Меня ведут по длинному коридору без дверей и окон. Он абсолютно серый.
Меня приводят в комнату, где ждёт представитель комиссии.
Он сидит лицом к двери, ему лет пятьдесят на вид - наверное, он ещё проживает свою первую жизнь.
За его спиной - большое окно. Внешний мир отгорожен от меня решёткой. Я стараюсь не смотреть туда.
- Заключённый номер 389142.
Меня усадили на стул.
Представитель заговорил:
- Вы получили пожизненный срок за убийство шестерых человек и ещё шестьдесят лет за участие в экстремистском движении. Продолжительность вашей жизни была определена в шестьдесят лет, соответственно общий срок вашего заключения составил сто двадцать лет.
Пауза. Я молча смотрю на представителя. Он выглядит совершенно бесстрастным, безразличным, я не могу понять, о чём он думает.
- Сегодня истекает срок вашего заключения. Вы знаете, что это означает?

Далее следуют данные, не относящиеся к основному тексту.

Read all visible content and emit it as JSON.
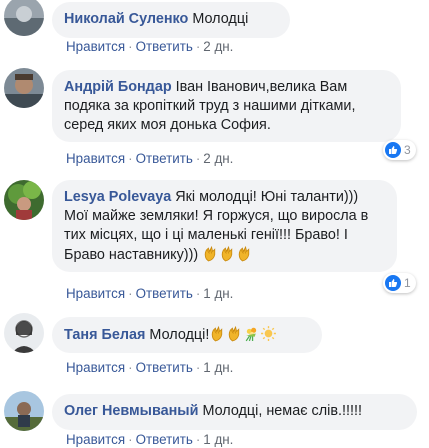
{
  "comments": [
    {
      "author": "Николай Суленко",
      "text": "Молодці",
      "actions": {
        "like": "Нравится",
        "reply": "Ответить",
        "time": "2 дн."
      },
      "reactions": null
    },
    {
      "author": "Андрій Бондар",
      "text": "Іван Іванович,велика Вам подяка за кропіткий труд з нашими дітками, серед яких моя донька София.",
      "actions": {
        "like": "Нравится",
        "reply": "Ответить",
        "time": "2 дн."
      },
      "reactions": {
        "count": "3",
        "icon": "like-icon"
      }
    },
    {
      "author": "Lesya Polevaya",
      "text": "Які молодці! Юні таланти))) Мої майже земляки! Я горжуся, що виросла в тих місцях, що і ці маленькі генії!!! Браво! І Браво наставнику)))",
      "actions": {
        "like": "Нравится",
        "reply": "Ответить",
        "time": "1 дн."
      },
      "reactions": {
        "count": "1",
        "icon": "like-icon"
      },
      "emojis": [
        "clapping-hands",
        "clapping-hands",
        "clapping-hands"
      ]
    },
    {
      "author": "Таня Белая",
      "text": "Молодці!",
      "actions": {
        "like": "Нравится",
        "reply": "Ответить",
        "time": "1 дн."
      },
      "reactions": null,
      "emojis": [
        "clapping-hands",
        "clapping-hands",
        "bouquet",
        "sun"
      ]
    },
    {
      "author": "Олег Невмываный",
      "text": "Молодці, немає слів.!!!!!",
      "actions": {
        "like": "Нравится",
        "reply": "Ответить",
        "time": "1 дн."
      },
      "reactions": null
    }
  ],
  "colors": {
    "author": "#385898",
    "bubble": "#f2f3f5",
    "like_badge": "#1877f2",
    "meta": "#616770"
  }
}
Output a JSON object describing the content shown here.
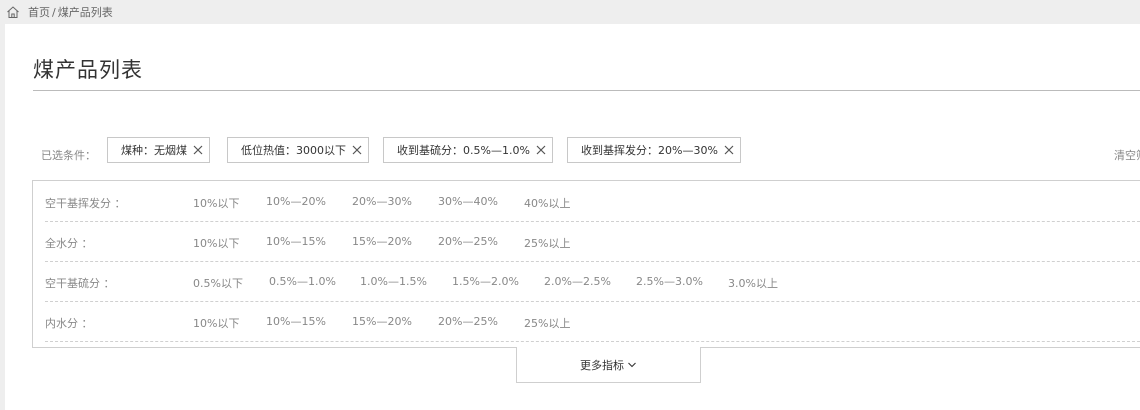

Как будто я могу ответить что-то кроме 'да, знаю'. Тем не менее киваю.
- Вы посещали занятия по групповой терапии?
Как будто у меня был выбор. Попробовал бы я их не посещать. Снова киваю.
Ну что за вопросы. Ему самому не надоело? А я опять киваю. Как китайский болванчик.
- Вы раскаиваетесь в содеянном?
Я молчу. Я не знаю, что отвечать. Я думал об этом, конечно, но всё равно не знаю.
Представитель выжидательно смотрит на меня.
- Не знаю, - честно говорю я.
- Вы бы поступили по-другому, если бы знали, какие последствия это повлечёт?
То, что я убивал... я, конечно, не стал бы делать этого снова. Но потому ли, что мне было жаль тех людей? Вот в этом я никак не мог разобраться. Это было так давно... Я и не помню уже их лиц. И всё же:
- Да.
- Почему?
Зачем он обо всём этом спрашивает? К чему весь этот разговор? Почему бы ему просто не стереть меня, и дело с концом? Но я должен отвечать.
- Мог бы прожить жизнь как нормальный человек. Мог бы быть сейчас там.
Представитель лишь кивает, никак не комментируя сказанное мной.
- Это всё.
Я вижу, как он берёт в руки штамп. Потом смотрит на меня, пристально, как будто я что-то ему не сказал и он теперь пытается прочесть это, проникнув в мой разум.
Я смотрю на него в ответ.
Я устал ждать.
И он ставит штамп в моё личное дело.
Вот и всё.
Теперь-то меня уже точно поведут на стирание.
- Девятнадцать лет, - говорит он. - Столько, сколько Вы прожили до того, как вступили в движение.
Я не понимаю, о чём он говорит.
- Жить будете в специальном центре. Работу Вам тоже предоставят, но только заработная плата. - И уже обращаясь к конвою: - Можете увести бывшего заключённого.
А я, не отрываясь, смотрю в зарешёченное окно и отчаянно пытаюсь понять, почему я ничего не чувствую.
Почти двадцать лет жизни в том мире за стеной. Почти двадцать лет жить, как нормальный человек. Посмотреть мир - не этого ли я хотел?